Le sieur Gagnieu réclame aux sieurs Velay et Pascal, sur un velours uni, le prix de 5 fr. par aune qui lui avait été précédemment payé. La dernière coupe qu’il vient de terminer étant plus large que les précédentes, devrait, par conséquent être plutôt augmentée que diminuée. Le sieur Vélay vient, contre son attente, de porter au prix de 4 fr. 50 c. cette dernière coupe. Le négociant répond que cette coupe a été longue à se fabriquer, qu’elle n’est pas de bonne fabrication, et prétend même faire lever le reste de sa toile, 30 aunes environ.

Le conseil, attendu qu’il n’y a pas eu de prix marqué à cette pièce, déclare qu’elle doit être portée au même prix que la précédente, que le négociant ne peut pas faire [8.1]lever sa toile sans le consentement de l’ouvrier, ou lui donner un défrayement. Le sieur Gagnieu consent à laisser lever sa toile. Les parties sont ainsi conciliées.

L’affaire de la dame Cuissard, avec son propriétaire, le sieur Robert, de laquelle nous avons rendu compte dans notre numéro précédent, est appelée de nouveau.

La dame Cuissard réclame un défrayement de la somme de 530 fr., soit pour ses harnais qui ont été brisés, soit pour le temps qu’elle a perdu, soit enfin pour les dépenses qu’elle a faites ayant été obligée de déménager, par suite de l’écroulement du plancher.

Le sieur Robert réplique à cette demande, par des dénégations insignifiantes, et offre de donner pour défrayement à la dame Cuissard, une année de sa location.

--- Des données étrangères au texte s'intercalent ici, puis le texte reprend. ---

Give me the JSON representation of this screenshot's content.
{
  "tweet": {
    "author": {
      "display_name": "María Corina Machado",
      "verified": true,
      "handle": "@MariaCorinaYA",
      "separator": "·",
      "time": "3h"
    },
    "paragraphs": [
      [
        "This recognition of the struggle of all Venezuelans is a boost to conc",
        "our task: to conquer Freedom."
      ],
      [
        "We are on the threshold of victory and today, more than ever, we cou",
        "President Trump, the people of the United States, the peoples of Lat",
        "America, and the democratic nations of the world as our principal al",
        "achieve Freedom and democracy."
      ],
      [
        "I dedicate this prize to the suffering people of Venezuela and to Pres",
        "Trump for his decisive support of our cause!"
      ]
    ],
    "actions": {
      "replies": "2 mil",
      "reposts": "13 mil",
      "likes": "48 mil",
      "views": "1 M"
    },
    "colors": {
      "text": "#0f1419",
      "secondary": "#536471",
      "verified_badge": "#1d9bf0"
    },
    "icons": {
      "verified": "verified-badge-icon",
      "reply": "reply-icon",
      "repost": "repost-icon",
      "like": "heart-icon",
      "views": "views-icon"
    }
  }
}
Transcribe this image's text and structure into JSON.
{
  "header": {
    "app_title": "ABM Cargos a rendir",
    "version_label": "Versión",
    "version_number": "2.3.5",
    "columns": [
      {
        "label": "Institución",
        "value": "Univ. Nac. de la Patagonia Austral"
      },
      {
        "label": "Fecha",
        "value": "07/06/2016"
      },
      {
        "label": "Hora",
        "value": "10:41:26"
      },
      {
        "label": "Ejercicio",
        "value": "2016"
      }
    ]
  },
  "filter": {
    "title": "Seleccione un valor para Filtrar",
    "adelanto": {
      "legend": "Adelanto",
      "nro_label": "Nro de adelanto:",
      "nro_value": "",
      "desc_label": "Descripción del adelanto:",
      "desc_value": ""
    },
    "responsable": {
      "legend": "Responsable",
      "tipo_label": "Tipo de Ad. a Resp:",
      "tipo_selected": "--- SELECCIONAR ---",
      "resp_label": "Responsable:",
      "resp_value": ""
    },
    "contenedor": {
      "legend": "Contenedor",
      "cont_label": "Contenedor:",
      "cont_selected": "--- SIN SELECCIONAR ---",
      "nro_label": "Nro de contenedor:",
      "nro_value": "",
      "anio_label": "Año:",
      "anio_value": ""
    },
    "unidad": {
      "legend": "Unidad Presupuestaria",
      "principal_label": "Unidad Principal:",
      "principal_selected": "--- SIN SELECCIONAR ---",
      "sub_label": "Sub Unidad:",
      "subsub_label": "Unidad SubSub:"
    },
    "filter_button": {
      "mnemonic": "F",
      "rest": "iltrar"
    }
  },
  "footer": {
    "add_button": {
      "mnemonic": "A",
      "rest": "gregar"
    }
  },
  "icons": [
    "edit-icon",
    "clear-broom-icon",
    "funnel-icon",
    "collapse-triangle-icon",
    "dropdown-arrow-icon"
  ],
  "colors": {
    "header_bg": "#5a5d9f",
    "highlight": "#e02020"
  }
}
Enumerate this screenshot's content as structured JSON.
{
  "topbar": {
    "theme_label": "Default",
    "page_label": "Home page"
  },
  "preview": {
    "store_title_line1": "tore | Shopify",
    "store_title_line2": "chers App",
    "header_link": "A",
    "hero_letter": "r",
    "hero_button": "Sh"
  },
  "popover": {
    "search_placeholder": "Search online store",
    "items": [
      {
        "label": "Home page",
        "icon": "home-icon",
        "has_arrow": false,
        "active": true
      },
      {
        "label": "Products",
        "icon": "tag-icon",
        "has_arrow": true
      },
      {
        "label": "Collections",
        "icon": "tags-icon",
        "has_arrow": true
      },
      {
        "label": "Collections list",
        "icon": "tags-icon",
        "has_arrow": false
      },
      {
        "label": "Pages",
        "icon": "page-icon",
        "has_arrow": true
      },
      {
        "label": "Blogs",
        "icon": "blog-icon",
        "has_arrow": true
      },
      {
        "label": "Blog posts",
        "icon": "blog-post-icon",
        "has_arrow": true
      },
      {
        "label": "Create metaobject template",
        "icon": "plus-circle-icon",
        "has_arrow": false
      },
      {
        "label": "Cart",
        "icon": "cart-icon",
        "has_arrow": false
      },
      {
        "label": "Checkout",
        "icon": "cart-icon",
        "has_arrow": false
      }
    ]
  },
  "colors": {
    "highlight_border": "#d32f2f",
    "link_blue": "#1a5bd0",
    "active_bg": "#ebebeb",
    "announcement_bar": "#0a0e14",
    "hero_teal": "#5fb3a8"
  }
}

Cette proposition est rejetée par la dame Cuissard.

Attendu que les membres nommés par le conseil pour arbitres ont déclaré avoir vu et vérifié les dégâts produits par la chute du plancher, lesquels ont été évalués tant pour les ustensiles de fabrique, que pour les dommages et intérêt du temps perdu, à la somme de 265 f., le conseil condamne le sieur Robert à payer cette somme à la dame Cuissard, sans toutefois y comprendre les réclamations portées devant la justice de paix, pour les objets mobiliers que les membres du conseil n’ont pu expertiser, ni les droits du sieur Drevet, déjà reconnus par le sieur Robert.

Le sieur Escot réclame au sieur Gorgeon un défrayement de la somme de 200 fr. pour avoir gardé et nourri son fils en qualité d’apprenti, pendant l’espace de neuf mois. Le père de l’apprenti répond que n’ayant pas encore passé d’engagemens avec le sieur Escot qui plusieurs fois lui avait dit que son fils ne faisait pas de progrès dans l’état, il avait cru devoir le retirer, sans pour cela se croire tenu à une indemnité envers le sieur Escot, puisque son fils lui avait servi de domestique.

Attendu que les ouvriers ne prennent pas les jeunes gens pour domestiques, mais pour apprentis, le conseil condamne le sieur Gorgeon à payer au sieur Escot la somme de 50 fr. par jour montant à 130 fr.